The Tax Treaty (and Protocol) between Hong Kong and South Africa has been ratified by both countries with the date of entry into force from 20 October 2015. In South Africa, it was published in the Government Gazette No. 39444 on 24 November 2015.
The provisions of the treaty will apply in Hong Kong for years of assessment beginning on or after 1 April 2016. In South Africa, it applies from 1 January 2016 for amounts held at source, and for years of assessment beginning on or after 1 April 2016 in respect of other taxes. In general, the treaty follows the OECD Model Tax Convention. We highlight below some of the departures from the Model and other notable clauses.
This treaty does not cover any penalties or interest imposed under domestic law.
Presumably, this means that penalties and interest arising from non-or-late-compliance might still be chargeable notwithstanding that the actual tax amount might be nil.
Given that Hong Kong is not a sovereign state, the term “national” is different from the traditional OECD Model definition.
An individual will be a resident in Hong Kong if he or she:
- ordinarily resides there; or
- stays there for more than 180 days during a year of assessment; or
- stays there for more than 300 days over two consecutive years of assessment.
Companies and other persons will be resident in Hong Kong if they are either incorporated or constituted in Hong Kong, or if they are normally managed or controlled in Hong Kong.

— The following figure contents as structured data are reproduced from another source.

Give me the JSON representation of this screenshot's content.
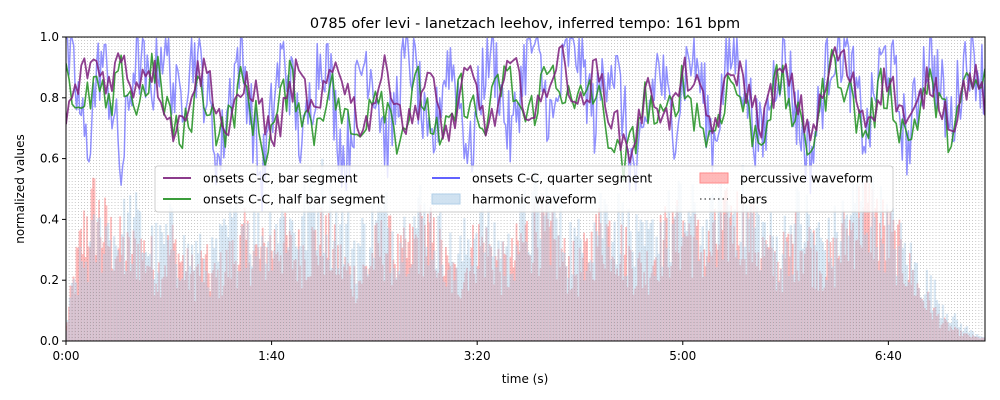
{
  "chart_data": {
    "type": "line",
    "title": "0785 ofer levi - lanetzach leehov, inferred tempo: 161 bpm",
    "xlabel": "time (s)",
    "ylabel": "normalized values",
    "xlim": [
      0,
      447
    ],
    "ylim": [
      0,
      1.0
    ],
    "x_ticks": [
      {
        "value": 0,
        "label": "0:00"
      },
      {
        "value": 100,
        "label": "1:40"
      },
      {
        "value": 200,
        "label": "3:20"
      },
      {
        "value": 300,
        "label": "5:00"
      },
      {
        "value": 400,
        "label": "6:40"
      }
    ],
    "y_ticks": [
      {
        "value": 0.0,
        "label": "0.0"
      },
      {
        "value": 0.2,
        "label": "0.2"
      },
      {
        "value": 0.4,
        "label": "0.4"
      },
      {
        "value": 0.6,
        "label": "0.6"
      },
      {
        "value": 0.8,
        "label": "0.8"
      },
      {
        "value": 1.0,
        "label": "1.0"
      }
    ],
    "bar_interval_s": 1.49,
    "series": [
      {
        "name": "onsets C-C, bar segment",
        "color": "#7b1f7b",
        "style": "line",
        "x_start": 0,
        "x_end": 447,
        "values": [
          0.73,
          0.8,
          0.86,
          0.9,
          0.92,
          0.88,
          0.85,
          0.9,
          0.93,
          0.87,
          0.84,
          0.89,
          0.92,
          0.86,
          0.8,
          0.72,
          0.68,
          0.76,
          0.83,
          0.88,
          0.9,
          0.84,
          0.75,
          0.68,
          0.72,
          0.8,
          0.86,
          0.83,
          0.77,
          0.7,
          0.66,
          0.74,
          0.81,
          0.87,
          0.84,
          0.78,
          0.72,
          0.8,
          0.88,
          0.92,
          0.86,
          0.79,
          0.73,
          0.7,
          0.78,
          0.85,
          0.89,
          0.84,
          0.76,
          0.7,
          0.74,
          0.82,
          0.87,
          0.8,
          0.72,
          0.67,
          0.75,
          0.83,
          0.88,
          0.81,
          0.74,
          0.7,
          0.77,
          0.85,
          0.9,
          0.86,
          0.79,
          0.72,
          0.76,
          0.84,
          0.9,
          0.94,
          0.88,
          0.81,
          0.76,
          0.82,
          0.89,
          0.84,
          0.77,
          0.71,
          0.66,
          0.62,
          0.7,
          0.78,
          0.84,
          0.79,
          0.72,
          0.75,
          0.82,
          0.88,
          0.86,
          0.8,
          0.74,
          0.7,
          0.77,
          0.84,
          0.9,
          0.87,
          0.82,
          0.76,
          0.72,
          0.78,
          0.85,
          0.88,
          0.84,
          0.79,
          0.73,
          0.69,
          0.74,
          0.82,
          0.92,
          0.95,
          0.9,
          0.84,
          0.78,
          0.72,
          0.77,
          0.83,
          0.87,
          0.82,
          0.76,
          0.7,
          0.74,
          0.81,
          0.86,
          0.83,
          0.78,
          0.72,
          0.75,
          0.83,
          0.88,
          0.84,
          0.79
        ]
      },
      {
        "name": "onsets C-C, half bar segment",
        "color": "#1f8f1f",
        "style": "line",
        "x_start": 0,
        "x_end": 447,
        "values": [
          0.93,
          0.82,
          0.7,
          0.78,
          0.85,
          0.8,
          0.74,
          0.81,
          0.88,
          0.83,
          0.76,
          0.82,
          0.9,
          0.86,
          0.79,
          0.72,
          0.64,
          0.7,
          0.78,
          0.85,
          0.8,
          0.73,
          0.67,
          0.72,
          0.79,
          0.85,
          0.78,
          0.71,
          0.63,
          0.68,
          0.75,
          0.82,
          0.86,
          0.8,
          0.74,
          0.69,
          0.76,
          0.84,
          0.81,
          0.75,
          0.7,
          0.66,
          0.73,
          0.8,
          0.86,
          0.8,
          0.74,
          0.68,
          0.72,
          0.79,
          0.84,
          0.77,
          0.7,
          0.62,
          0.68,
          0.76,
          0.83,
          0.79,
          0.73,
          0.69,
          0.75,
          0.82,
          0.88,
          0.84,
          0.78,
          0.72,
          0.76,
          0.83,
          0.87,
          0.9,
          0.85,
          0.79,
          0.74,
          0.8,
          0.85,
          0.8,
          0.74,
          0.68,
          0.6,
          0.56,
          0.64,
          0.73,
          0.8,
          0.75,
          0.7,
          0.73,
          0.8,
          0.85,
          0.81,
          0.76,
          0.71,
          0.66,
          0.72,
          0.8,
          0.86,
          0.82,
          0.77,
          0.71,
          0.66,
          0.73,
          0.81,
          0.85,
          0.8,
          0.74,
          0.68,
          0.64,
          0.7,
          0.79,
          0.88,
          0.92,
          0.86,
          0.8,
          0.73,
          0.68,
          0.74,
          0.81,
          0.84,
          0.78,
          0.72,
          0.66,
          0.71,
          0.79,
          0.84,
          0.8,
          0.74,
          0.69,
          0.73,
          0.8,
          0.85,
          0.82,
          0.85
        ]
      },
      {
        "name": "onsets C-C, quarter segment",
        "color": "#4b4bff",
        "style": "line",
        "x_start": 0,
        "x_end": 447,
        "values": [
          0.97,
          0.88,
          0.76,
          0.62,
          0.8,
          0.93,
          0.86,
          0.72,
          0.55,
          0.78,
          0.95,
          0.9,
          0.8,
          0.92,
          0.98,
          0.89,
          0.77,
          0.85,
          0.96,
          0.91,
          0.83,
          0.7,
          0.58,
          0.74,
          0.88,
          0.95,
          0.84,
          0.69,
          0.52,
          0.65,
          0.82,
          0.93,
          0.88,
          0.76,
          0.62,
          0.78,
          0.9,
          0.96,
          0.85,
          0.71,
          0.58,
          0.7,
          0.86,
          0.94,
          0.89,
          0.78,
          0.64,
          0.72,
          0.87,
          0.95,
          0.9,
          0.77,
          0.6,
          0.68,
          0.84,
          0.93,
          0.86,
          0.73,
          0.59,
          0.75,
          0.9,
          0.97,
          0.88,
          0.74,
          0.66,
          0.8,
          0.93,
          0.98,
          0.9,
          0.79,
          0.7,
          0.84,
          0.95,
          0.99,
          0.92,
          0.82,
          0.72,
          0.86,
          0.94,
          0.88,
          0.76,
          0.6,
          0.52,
          0.66,
          0.8,
          0.91,
          0.83,
          0.7,
          0.78,
          0.9,
          0.95,
          0.87,
          0.76,
          0.65,
          0.79,
          0.91,
          0.96,
          0.89,
          0.8,
          0.7,
          0.64,
          0.78,
          0.9,
          0.94,
          0.86,
          0.74,
          0.66,
          0.6,
          0.73,
          0.87,
          0.96,
          0.99,
          0.93,
          0.85,
          0.75,
          0.66,
          0.79,
          0.9,
          0.94,
          0.85,
          0.73,
          0.64,
          0.77,
          0.89,
          0.95,
          0.88,
          0.79,
          0.7,
          0.8,
          0.92,
          0.96,
          0.9,
          0.86
        ]
      },
      {
        "name": "harmonic waveform",
        "color": "#b0cfe8",
        "style": "fill",
        "x_start": 0,
        "x_end": 447,
        "values": [
          0.05,
          0.22,
          0.3,
          0.36,
          0.42,
          0.46,
          0.48,
          0.44,
          0.46,
          0.5,
          0.48,
          0.44,
          0.4,
          0.38,
          0.42,
          0.45,
          0.4,
          0.36,
          0.38,
          0.34,
          0.3,
          0.36,
          0.4,
          0.46,
          0.5,
          0.52,
          0.48,
          0.44,
          0.46,
          0.5,
          0.54,
          0.52,
          0.48,
          0.5,
          0.56,
          0.58,
          0.6,
          0.54,
          0.5,
          0.46,
          0.42,
          0.4,
          0.44,
          0.48,
          0.52,
          0.5,
          0.46,
          0.44,
          0.48,
          0.52,
          0.54,
          0.5,
          0.46,
          0.4,
          0.36,
          0.34,
          0.4,
          0.46,
          0.5,
          0.48,
          0.44,
          0.4,
          0.36,
          0.42,
          0.48,
          0.52,
          0.56,
          0.58,
          0.54,
          0.5,
          0.46,
          0.42,
          0.4,
          0.44,
          0.5,
          0.54,
          0.56,
          0.52,
          0.48,
          0.44,
          0.4,
          0.38,
          0.42,
          0.46,
          0.5,
          0.48,
          0.52,
          0.54,
          0.5,
          0.46,
          0.44,
          0.48,
          0.52,
          0.56,
          0.58,
          0.56,
          0.52,
          0.5,
          0.46,
          0.42,
          0.4,
          0.44,
          0.48,
          0.52,
          0.5,
          0.46,
          0.42,
          0.4,
          0.44,
          0.5,
          0.54,
          0.56,
          0.58,
          0.56,
          0.52,
          0.48,
          0.44,
          0.4,
          0.36,
          0.32,
          0.28,
          0.24,
          0.2,
          0.16,
          0.12,
          0.08,
          0.06,
          0.04,
          0.03,
          0.02
        ]
      },
      {
        "name": "percussive waveform",
        "color": "#ff8a8a",
        "style": "fill",
        "x_start": 0,
        "x_end": 447,
        "values": [
          0.06,
          0.24,
          0.4,
          0.52,
          0.56,
          0.5,
          0.44,
          0.42,
          0.38,
          0.36,
          0.4,
          0.38,
          0.34,
          0.3,
          0.36,
          0.4,
          0.36,
          0.3,
          0.28,
          0.32,
          0.3,
          0.26,
          0.3,
          0.34,
          0.38,
          0.42,
          0.4,
          0.36,
          0.38,
          0.42,
          0.44,
          0.4,
          0.36,
          0.38,
          0.4,
          0.42,
          0.44,
          0.4,
          0.36,
          0.32,
          0.28,
          0.26,
          0.3,
          0.36,
          0.4,
          0.42,
          0.38,
          0.34,
          0.38,
          0.42,
          0.46,
          0.44,
          0.4,
          0.34,
          0.28,
          0.26,
          0.3,
          0.38,
          0.42,
          0.4,
          0.36,
          0.32,
          0.3,
          0.36,
          0.42,
          0.46,
          0.48,
          0.46,
          0.42,
          0.38,
          0.34,
          0.32,
          0.3,
          0.36,
          0.42,
          0.46,
          0.48,
          0.44,
          0.4,
          0.36,
          0.32,
          0.3,
          0.34,
          0.4,
          0.44,
          0.42,
          0.46,
          0.48,
          0.44,
          0.4,
          0.38,
          0.42,
          0.46,
          0.5,
          0.52,
          0.5,
          0.46,
          0.42,
          0.38,
          0.34,
          0.32,
          0.36,
          0.4,
          0.44,
          0.42,
          0.38,
          0.34,
          0.32,
          0.36,
          0.42,
          0.48,
          0.52,
          0.56,
          0.54,
          0.5,
          0.46,
          0.42,
          0.38,
          0.32,
          0.26,
          0.2,
          0.16,
          0.12,
          0.08,
          0.06,
          0.04,
          0.03,
          0.02,
          0.015,
          0.01
        ]
      }
    ],
    "bars_legend": {
      "name": "bars",
      "color": "#606060",
      "style": "dotted"
    },
    "legend_position": "center",
    "grid": false
  }
}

The treaty uses the traditional OECD Model concept for the term ‘resident’ of South Africa.
In the case of individuals, the tie-breaker clause follows the traditional OECD Model, with the exception that Hong Kong instead refers to the individual’s ‘national’ status as ‘the right of abode’.

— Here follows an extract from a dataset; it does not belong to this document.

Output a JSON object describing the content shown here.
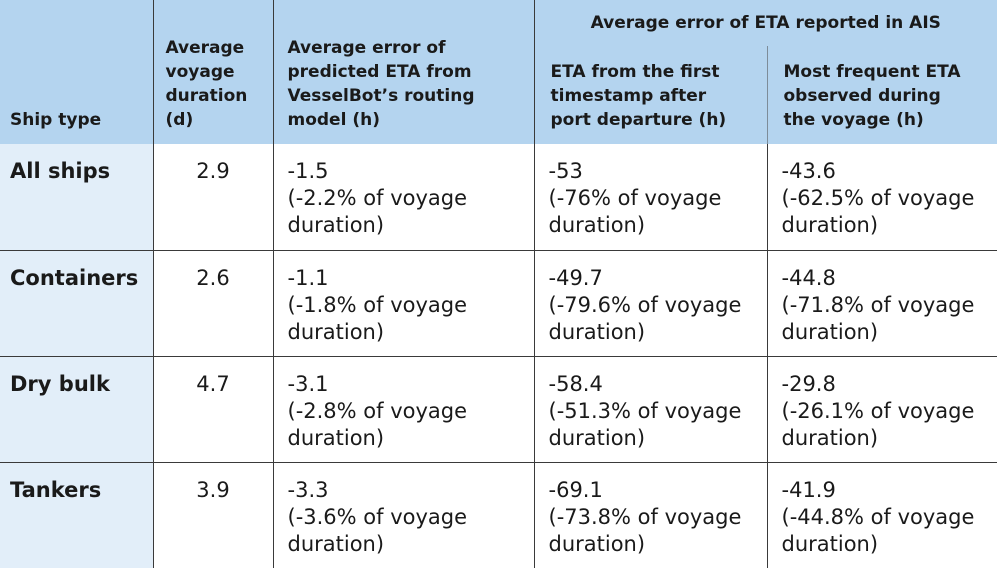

In the case of any other person, the primary tie-breaker is the place of effective management. The secondary test, i.e. in case of doubt about where the place of effective management is exercised, is the mutual agreement determination between the competent authorities. If agreement is not reached, most of the treaty benefits will not apply.
The permanent establishment (PE) definition is extended beyond the traditional OECD definition to include a services PE.

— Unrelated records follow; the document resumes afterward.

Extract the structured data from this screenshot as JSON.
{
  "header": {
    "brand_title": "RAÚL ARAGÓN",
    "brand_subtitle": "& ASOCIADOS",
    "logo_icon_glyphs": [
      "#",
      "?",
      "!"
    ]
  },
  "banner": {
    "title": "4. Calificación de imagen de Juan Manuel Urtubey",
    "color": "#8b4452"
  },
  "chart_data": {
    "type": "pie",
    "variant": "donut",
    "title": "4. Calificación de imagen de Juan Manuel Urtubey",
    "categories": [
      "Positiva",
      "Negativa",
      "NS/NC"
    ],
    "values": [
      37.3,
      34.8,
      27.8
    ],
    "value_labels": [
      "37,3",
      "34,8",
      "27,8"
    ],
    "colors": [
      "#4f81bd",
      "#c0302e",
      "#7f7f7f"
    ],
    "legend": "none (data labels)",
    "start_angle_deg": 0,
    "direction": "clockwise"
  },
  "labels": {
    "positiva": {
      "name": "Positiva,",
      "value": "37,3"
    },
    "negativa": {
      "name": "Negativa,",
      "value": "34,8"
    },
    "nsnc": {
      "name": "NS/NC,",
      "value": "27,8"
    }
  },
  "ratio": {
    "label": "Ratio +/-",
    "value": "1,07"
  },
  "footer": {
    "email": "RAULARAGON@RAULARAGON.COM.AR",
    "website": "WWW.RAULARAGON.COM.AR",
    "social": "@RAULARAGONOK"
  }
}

Such a PE would arise if an enterprise furnishes services through its employees of an enterprise (or other personnel) within the source state in relation to a project exceeding, in aggregate, 183 days in any twelve month period.
Building sites or construction, assembly or installation projects (etc.) will be deemed to be a PE if the project or activity lasts for more than six months.
In line with the OECD Model, the business profits article (article 7(1)) only allows the source state to tax profits attributable to the local PE.
The attribution rules to calculate the business profits only go so far as to specify that expenses can be deducted if they were incurred for the purpose of the PE, which includes executive and general administrative expenses, irrespective of where they were incurred. The treaty is silent as to how to deal with notional income and expenses. It is settled in the treaty that profits will not be attributed to a PE merely because it bought goods or merchandise for the enterprise.
Capital Gains on property investments
The treaty includes the property rich- company clause in article 13. The source country will have taxing rights on capital gains on the sale of shares in companies that derive more than 50% of their value from immovable property situated in the source state.
There are, however, exceptions to this rule, in which case the resident state will have sole taxing rights. These exceptions are shares:
- listed on the Johannesburg Stock Exchange or Stock Exchange of Hong Kong Ltd (or any other agreed-upon stock exchange); or
- in a company deriving more than 50% of its value from immovable property in which it carries on its business.
Tax rate reduction
The treaty will offer a number of tax rate reductions which are considered to be favourable compared to the treaties that South Africa has with other countries.
A maximum tax rate of 5% applies if the beneficial owner is a company and holds directly at least 10% of the capital of the payer company – otherwise a maximum of 10% applies.
Interest is exempt if it is paid to the following persons:
In the case of Hong Kong
- Government of the Hong Kong Special Administrative Region
- Hong Kong Monetary Authority
- Any institution owned by the Government of the Hong Kong Special Administrative Region (as agreed between the competent authorities).
In the case of South Africa
- Government of SA (and any political subdivision / local authority)
- SA Reserve Bank
- Any institution owned by the Government of South Africa (as agreed between the competent authorities).
In any other case, where the beneficial owner of the interest is a resident of the resident state, the maximum tax rate is 10%.
The treaty applies a maximum tax rate of 5% on royalties where the beneficial owner of the income stream is a resident of the other state.
Below is a summary of the domestic withholding tax rates and the reduced rates under the treaty:
|Hong Kong %||SA%||Treaty Rates for SA%|
Main purpose test
Critically, however, the dividends, interest and royalties clauses include a main purpose test as a specific anti-treaty-abuse mechanism. Treaty relief will not be available if the main purpose (or one of the main purposes) of the arrangement – i.e. equity holding, financing, or intellectual property rights – was to take advantage of these clauses.
The treaty applies from 2016 and generally follows the OECD Model. It offers several beneficial reliefs, but also has a clear anti-abuse inclination —noted in the tie-breaker for corporate residence, the taxation of indirect interests in immovable property, and the main purpose test for passive income flows.